Encourage your child to play outside, not only during recess time, but also in the backyard, at the local park, or simply by walking or biking together in your neighborhood. The more active they are during the day, the faster they’re likely to fall asleep at bedtime. Research shows that when kids don’t receive enough sleep and are tired, they are more likely to be sedentary, and they burn fewer calories: This is a chain reaction of unhealthy habits.

Additionally, for every hour children are engaged in sedentary activities such as watching television, it takes them an extra three minutes to fall asleep at night. These studies are all proof that physical activity is vital to children’s healthy sleep habits and overall health.

Beyond Sleep Habits: The Educational Effects

Following the five steps above will help your child and family develop good sleep habits, contributing to overall health. But is there any research that actually links sleep with learning?

Yes, there are complex relationships between sleep, learning, and memory. While research is ongoing, it shows fascinating links between sleep and memory function. Additionally, sleeping through the night presents the best opportunity for learning and memory.
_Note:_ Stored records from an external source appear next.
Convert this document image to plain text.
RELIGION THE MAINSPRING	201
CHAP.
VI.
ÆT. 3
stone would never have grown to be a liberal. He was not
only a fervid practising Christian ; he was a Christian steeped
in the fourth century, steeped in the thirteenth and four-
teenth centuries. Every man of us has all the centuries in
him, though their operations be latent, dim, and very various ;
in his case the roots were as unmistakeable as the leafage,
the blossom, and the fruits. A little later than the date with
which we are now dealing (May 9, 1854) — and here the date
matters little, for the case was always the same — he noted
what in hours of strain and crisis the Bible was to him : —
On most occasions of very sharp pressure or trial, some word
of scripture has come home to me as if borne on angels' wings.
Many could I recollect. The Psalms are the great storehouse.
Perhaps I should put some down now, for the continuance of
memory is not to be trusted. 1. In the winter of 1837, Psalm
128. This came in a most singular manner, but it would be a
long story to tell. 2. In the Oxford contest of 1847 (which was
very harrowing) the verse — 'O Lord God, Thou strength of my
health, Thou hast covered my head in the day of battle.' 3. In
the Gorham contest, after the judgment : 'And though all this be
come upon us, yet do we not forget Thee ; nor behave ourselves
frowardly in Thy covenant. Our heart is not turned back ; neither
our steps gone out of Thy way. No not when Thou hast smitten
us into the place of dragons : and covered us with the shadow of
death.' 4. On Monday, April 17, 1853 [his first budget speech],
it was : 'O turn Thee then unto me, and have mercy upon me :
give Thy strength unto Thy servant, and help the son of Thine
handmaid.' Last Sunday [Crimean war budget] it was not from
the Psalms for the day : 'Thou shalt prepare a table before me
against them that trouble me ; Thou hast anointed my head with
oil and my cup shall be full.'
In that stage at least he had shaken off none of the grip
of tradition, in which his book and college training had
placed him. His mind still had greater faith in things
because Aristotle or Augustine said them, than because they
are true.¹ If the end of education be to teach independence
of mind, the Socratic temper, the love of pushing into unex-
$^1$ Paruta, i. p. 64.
There are three basic functions within our brain that are related to learning and memory: acquisition, consolidation, and recall. While acquisition and recall happen while we’re awake, research suggests that memory consolidation—the process by which memories become stable—takes place while we’re sleeping. The studies are fascinating—showing that neural connections are strengthened during sleep in order to form our memories. And brainwaves during different stages of sleep are believed to form specific types of memories.